Air as the Fundamental Substance
Anaximenes believed air to be more than just the gaseous substance enveloping the Earth. To him, it was the very fabric of existence. He postulated that air, through processes of condensation and rarefaction, could transform into all other substances in the world. This continuous change and transformation underpin the dynamic nature of existence.
Anaximenes' ideas were rooted in everyday observations. He noticed that when we exhale with our mouths closed, we release warm air (like fire), but when we exhale with our mouths open, the air is cooler (like wind). From this, he inferred that temperature differences could change the state of air. Similarly, he might have observed how water evaporates into air and how cold causes moisture to condense, further supporting his theories.
Was Anaximenes Right?
While Anaximenes' idea of air as the primary substance might seem rudimentary by today's standards, it marked a significant step in philosophical thought for several reasons:
- Empirical Foundations: Anaximenes based his ideas on observation, a foundational principle for modern scientific methodology.
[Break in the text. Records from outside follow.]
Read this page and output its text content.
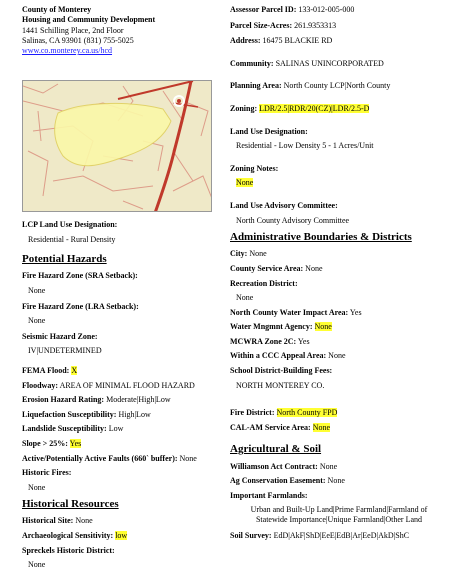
County of Monterey
Housing and Community Development
1441 Schilling Place, 2nd Floor
Salinas, CA 93901 (831) 755-5025
www.co.monterey.ca.us/hcd
LCP Land Use Designation:
Residential - Rural Density
Potential Hazards
Fire Hazard Zone (SRA Setback):
None
Fire Hazard Zone (LRA Setback):
None
Seismic Hazard Zone:
IV|UNDETERMINED
FEMA Flood: X
Floodway: AREA OF MINIMAL FLOOD HAZARD
Erosion Hazard Rating: Moderate|High|Low
Liquefaction Susceptibility: High|Low
Landslide Susceptibility: Low
Slope > 25%: Yes
Active/Potentially Active Faults (660` buffer): None
Historic Fires:
None
Historical Resources
Historical Site: None
Archaeological Sensitivity: low
Spreckels Historic District:
None
Assessor Parcel ID: 133-012-005-000
Parcel Size-Acres: 261.9353313
Address: 16475 BLACKIE RD
Community: SALINAS UNINCORPORATED
Planning Area: North County LCP|North County
Zoning: LDR/2.5|RDR/20(CZ)|LDR/2.5-D
Land Use Designation:
Residential - Low Density 5 - 1 Acres/Unit
Zoning Notes:
None
Land Use Advisory Committee:
North County Advisory Committee
Administrative Boundaries & Districts
City: None
County Service Area: None
Recreation District:
None
North County Water Impact Area: Yes
Water Mngmnt Agency: None
MCWRA Zone 2C: Yes
Within a CCC Appeal Area: None
School District-Building Fees:
NORTH MONTEREY CO.
Fire District: North County FPD
CAL-AM Service Area: None
Agricultural & Soil
Williamson Act Contract: None
Ag Conservation Easement: None
Important Farmlands:
Urban and Built-Up Land|Prime Farmland|Farmland of Statewide Importance|Unique Farmland|Other Land
Soil Survey: EdD|AkF|ShD|EeE|EdB|Ar|EeD|AkD|ShC
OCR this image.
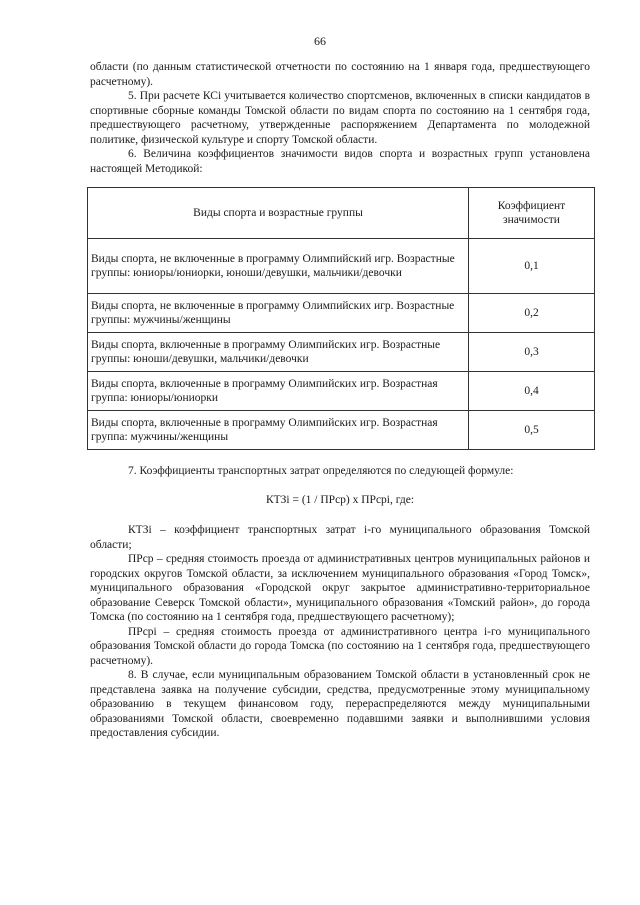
66

области (по данным статистической отчетности по состоянию на 1 января года, предшествующего расчетному).

5. При расчете КСi учитывается количество спортсменов, включенных в списки кандидатов в спортивные сборные команды Томской области по видам спорта по состоянию на 1 сентября года, предшествующего расчетному, утвержденные распоряжением Департамента по молодежной политике, физической культуре и спорту Томской области.

6. Величина коэффициентов значимости видов спорта и возрастных групп установлена настоящей Методикой:

Виды спорта и возрастные группы	Коэффициент значимости
Виды спорта, не включенные в программу Олимпийский игр. Возрастные группы: юниоры/юниорки, юноши/девушки, мальчики/девочки	0,1
Виды спорта, не включенные в программу Олимпийских игр. Возрастные группы: мужчины/женщины	0,2
Виды спорта, включенные в программу Олимпийских игр. Возрастные группы: юноши/девушки, мальчики/девочки	0,3
Виды спорта, включенные в программу Олимпийских игр. Возрастная группа: юниоры/юниорки	0,4
Виды спорта, включенные в программу Олимпийских игр. Возрастная группа: мужчины/женщины	0,5

7. Коэффициенты транспортных затрат определяются по следующей формуле:

КТЗi = (1 / ПРср) х ПРсрi, где:

КТЗi – коэффициент транспортных затрат i-го муниципального образования Томской области;

ПРср – средняя стоимость проезда от административных центров муниципальных районов и городских округов Томской области, за исключением муниципального образования «Город Томск», муниципального образования «Городской округ закрытое административно-территориальное образование Северск Томской области», муниципального образования «Томский район», до города Томска (по состоянию на 1 сентября года, предшествующего расчетному);

ПРсрi – средняя стоимость проезда от административного центра i-го муниципального образования Томской области до города Томска (по состоянию на 1 сентября года, предшествующего расчетному).

8. В случае, если муниципальным образованием Томской области в установленный срок не представлена заявка на получение субсидии, средства, предусмотренные этому муниципальному образованию в текущем финансовом году, перераспределяются между муниципальными образованиями Томской области, своевременно подавшими заявки и выполнившими условия предоставления субсидии.
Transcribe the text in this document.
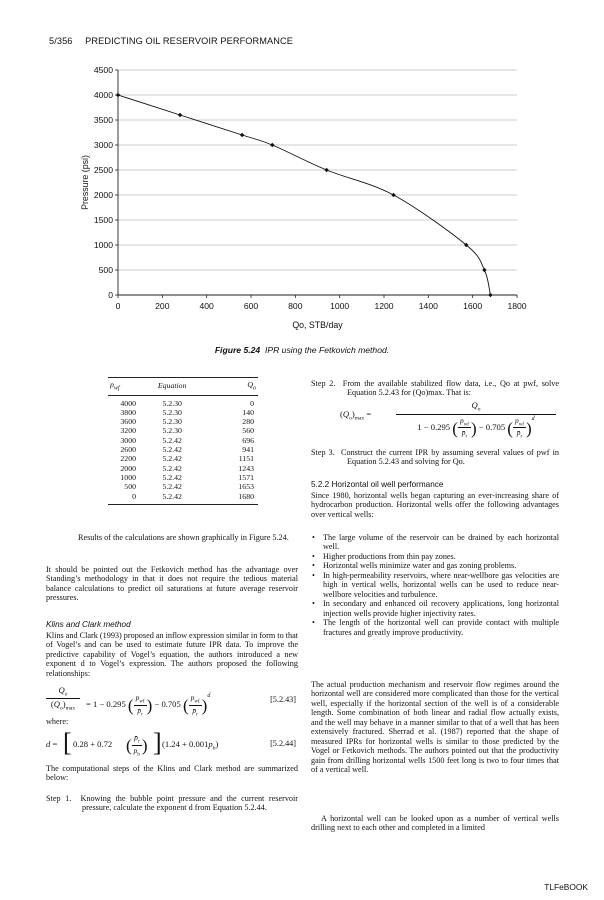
5/356 PREDICTING OIL RESERVOIR PERFORMANCE
0
500
1000
1500
2000
2500
3000
3500
4000
4500
0	200	400	600	800	1000	1200	1400	1600	1800
Qo, STB/day
Pressure (psi)
Figure 5.24 IPR using the Fetkovich method.
$p_{wf}$	Equation	$Q_o$
4000	5.2.30	0
3800	5.2.30	140
3600	5.2.30	280
3200	5.2.30	560
3000	5.2.42	696
2600	5.2.42	941
2200	5.2.42	1151
2000	5.2.42	1243
1000	5.2.42	1571
500	5.2.42	1653
0	5.2.42	1680
Results of the calculations are shown graphically in Figure 5.24.
It should be pointed out the Fetkovich method has the advantage over Standing’s methodology in that it does not require the tedious material balance calculations to predict oil saturations at future average reservoir pressures.
Klins and Clark method
Klins and Clark (1993) proposed an inflow expression similar in form to that of Vogel’s and can be used to estimate future IPR data. To improve the predictive capability of Vogel’s equation, the authors introduced a new exponent d to Vogel’s expression. The authors proposed the following relationships:
$Q_o$
$(Q_o)_{max}$	= 1 − 0.295 ( $\frac{p_{wf}}{p̄_r}$ ) − 0.705 ( $\frac{p_{wf}}{p̄_r} )^d$	[5.2.43]
where:
d = [ 0.28 + 0.72 ( $\frac{p̄_r}{p_b}$ ) ] $(1.24 + 0.001p_b)$	[5.2.44]
The computational steps of the Klins and Clark method are summarized below:
Step 1. Knowing the bubble point pressure and the current reservoir pressure, calculate the exponent d from Equation 5.2.44.
Step 2. From the available stabilized flow data, i.e., Qo at pwf, solve Equation 5.2.43 for (Qo)max. That is:
$(Q_o)_{max}$ =
$Q_o$
1 − 0.295 ( $\frac{p_{wf}}{p̄_r}$ ) − 0.705 ( $\frac{p_{wf}}{p̄_r} )^d$
Step 3. Construct the current IPR by assuming several values of pwf in Equation 5.2.43 and solving for Qo.
5.2.2 Horizontal oil well performance
Since 1980, horizontal wells began capturing an ever-increasing share of hydrocarbon production. Horizontal wells offer the following advantages over vertical wells:
• The large volume of the reservoir can be drained by each horizontal well.
• Higher productions from thin pay zones.
• Horizontal wells minimize water and gas zoning problems.
• In high-permeability reservoirs, where near-wellbore gas velocities are high in vertical wells, horizontal wells can be used to reduce near-wellbore velocities and turbulence.
• In secondary and enhanced oil recovery applications, long horizontal injection wells provide higher injectivity rates.
• The length of the horizontal well can provide contact with multiple fractures and greatly improve productivity.
The actual production mechanism and reservoir flow regimes around the horizontal well are considered more complicated than those for the vertical well, especially if the horizontal section of the well is of a considerable length. Some combination of both linear and radial flow actually exists, and the well may behave in a manner similar to that of a well that has been extensively fractured. Sherrad et al. (1987) reported that the shape of measured IPRs for horizontal wells is similar to those predicted by the Vogel or Fetkovich methods. The authors pointed out that the productivity gain from drilling horizontal wells 1500 feet long is two to four times that of a vertical well.
A horizontal well can be looked upon as a number of vertical wells drilling next to each other and completed in a limited
TLFeBOOK
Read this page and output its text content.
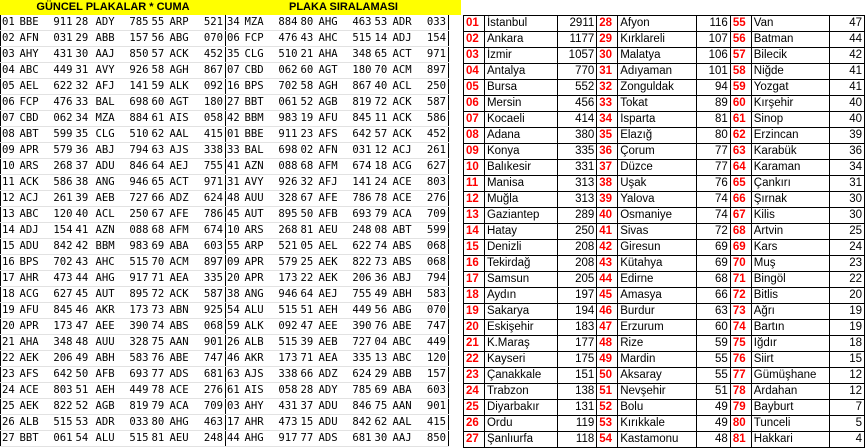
GÜNCEL PLAKALAR * CUMA	PLAKA SIRALAMASI
01	BBE	911	28	ADY	785	55	ARP	521	34	MZA	884	80	AHG	463	53	ADR	033
02	AFN	031	29	ABB	157	56	ABG	070	06	FCP	476	43	AHC	515	14	ADJ	154
03	AHY	431	30	AAJ	850	57	ACK	452	35	CLG	510	21	AHA	348	65	ACT	971
04	ABC	449	31	AVY	926	58	AGH	867	07	CBD	062	60	AGT	180	70	ACM	897
05	AEL	622	32	AFJ	141	59	ALK	092	16	BPS	702	58	AGH	867	40	ACL	250
06	FCP	476	33	BAL	698	60	AGT	180	27	BBT	061	52	AGB	819	72	ACK	587
07	CBD	062	34	MZA	884	61	AIS	058	42	BBM	983	19	AFU	845	11	ACK	586
08	ABT	599	35	CLG	510	62	AAL	415	01	BBE	911	23	AFS	642	57	ACK	452
09	APR	579	36	ABJ	794	63	AJS	338	33	BAL	698	02	AFN	031	12	ACJ	261
10	ARS	268	37	ADU	846	64	AEJ	755	41	AZN	088	68	AFM	674	18	ACG	627
11	ACK	586	38	ANG	946	65	ACT	971	31	AVY	926	32	AFJ	141	24	ACE	803
12	ACJ	261	39	AEB	727	66	ADZ	624	48	AUU	328	67	AFE	786	78	ACE	276
13	ABC	120	40	ACL	250	67	AFE	786	45	AUT	895	50	AFB	693	79	ACA	709
14	ADJ	154	41	AZN	088	68	AFM	674	10	ARS	268	81	AEU	248	08	ABT	599
15	ADU	842	42	BBM	983	69	ABA	603	55	ARP	521	05	AEL	622	74	ABS	068
16	BPS	702	43	AHC	515	70	ACM	897	09	APR	579	25	AEK	822	73	ABS	068
17	AHR	473	44	AHG	917	71	AEA	335	20	APR	173	22	AEK	206	36	ABJ	794
18	ACG	627	45	AUT	895	72	ACK	587	38	ANG	946	64	AEJ	755	49	ABH	583
19	AFU	845	46	AKR	173	73	ABN	925	54	ALU	515	51	AEH	449	56	ABG	070
20	APR	173	47	AEE	390	74	ABS	068	59	ALK	092	47	AEE	390	76	ABE	747
21	AHA	348	48	AUU	328	75	AAN	901	26	ALB	515	39	AEB	727	04	ABC	449
22	AEK	206	49	ABH	583	76	ABE	747	46	AKR	173	71	AEA	335	13	ABC	120
23	AFS	642	50	AFB	693	77	ADS	681	63	AJS	338	66	ADZ	624	29	ABB	157
24	ACE	803	51	AEH	449	78	ACE	276	61	AIS	058	28	ADY	785	69	ABA	603
25	AEK	822	52	AGB	819	79	ACA	709	03	AHY	431	37	ADU	846	75	AAN	901
26	ALB	515	53	ADR	033	80	AHG	463	17	AHR	473	15	ADU	842	62	AAL	415
27	BBT	061	54	ALU	515	81	AEU	248	44	AHG	917	77	ADS	681	30	AAJ	850
01	İstanbul	2911	28	Afyon	116	55	Van	47
02	Ankara	1177	29	Kırklareli	107	56	Batman	44
03	İzmir	1057	30	Malatya	106	57	Bilecik	42
04	Antalya	770	31	Adıyaman	101	58	Niğde	41
05	Bursa	552	32	Zonguldak	94	59	Yozgat	41
06	Mersin	456	33	Tokat	89	60	Kırşehir	40
07	Kocaeli	414	34	Isparta	81	61	Sinop	40
08	Adana	380	35	Elazığ	80	62	Erzincan	39
09	Konya	335	36	Çorum	77	63	Karabük	36
10	Balıkesir	331	37	Düzce	77	64	Karaman	34
11	Manisa	313	38	Uşak	76	65	Çankırı	31
12	Muğla	313	39	Yalova	74	66	Şırnak	30
13	Gaziantep	289	40	Osmaniye	74	67	Kilis	30
14	Hatay	250	41	Sivas	72	68	Artvin	25
15	Denizli	208	42	Giresun	69	69	Kars	24
16	Tekirdağ	208	43	Kütahya	69	70	Muş	23
17	Samsun	205	44	Edirne	68	71	Bingöl	22
18	Aydın	197	45	Amasya	66	72	Bitlis	20
19	Sakarya	194	46	Burdur	63	73	Ağrı	19
20	Eskişehir	183	47	Erzurum	60	74	Bartın	19
21	K.Maraş	177	48	Rize	59	75	Iğdır	18
22	Kayseri	175	49	Mardin	55	76	Siirt	15
23	Çanakkale	151	50	Aksaray	55	77	Gümüşhane	12
24	Trabzon	138	51	Nevşehir	51	78	Ardahan	12
25	Diyarbakır	131	52	Bolu	49	79	Bayburt	7
26	Ordu	119	53	Kırıkkale	49	80	Tunceli	5
27	Şanlıurfa	118	54	Kastamonu	48	81	Hakkari	4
- Concept of Transformation: The idea that one substance can transform into another based on certain processes is somewhat mirrored in modern science. For instance, the states of matter (solid, liquid, gas) change based on temperature and pressure.
- Monism: Anaximenes' belief in a single substance as the source of everything finds parallels in modern physics, where researchers seek a unified theory to explain all forces and particles.
Legacy and Influence
Anaximenes' focus on observation and his belief in a transformative primary substance influenced subsequent Greek philosophers. While his specific doctrine of air did not become a central tenet in later thought, his methodological approach and quest for a fundamental substance set the stage for richer and more complex philosophical and scientific explorations.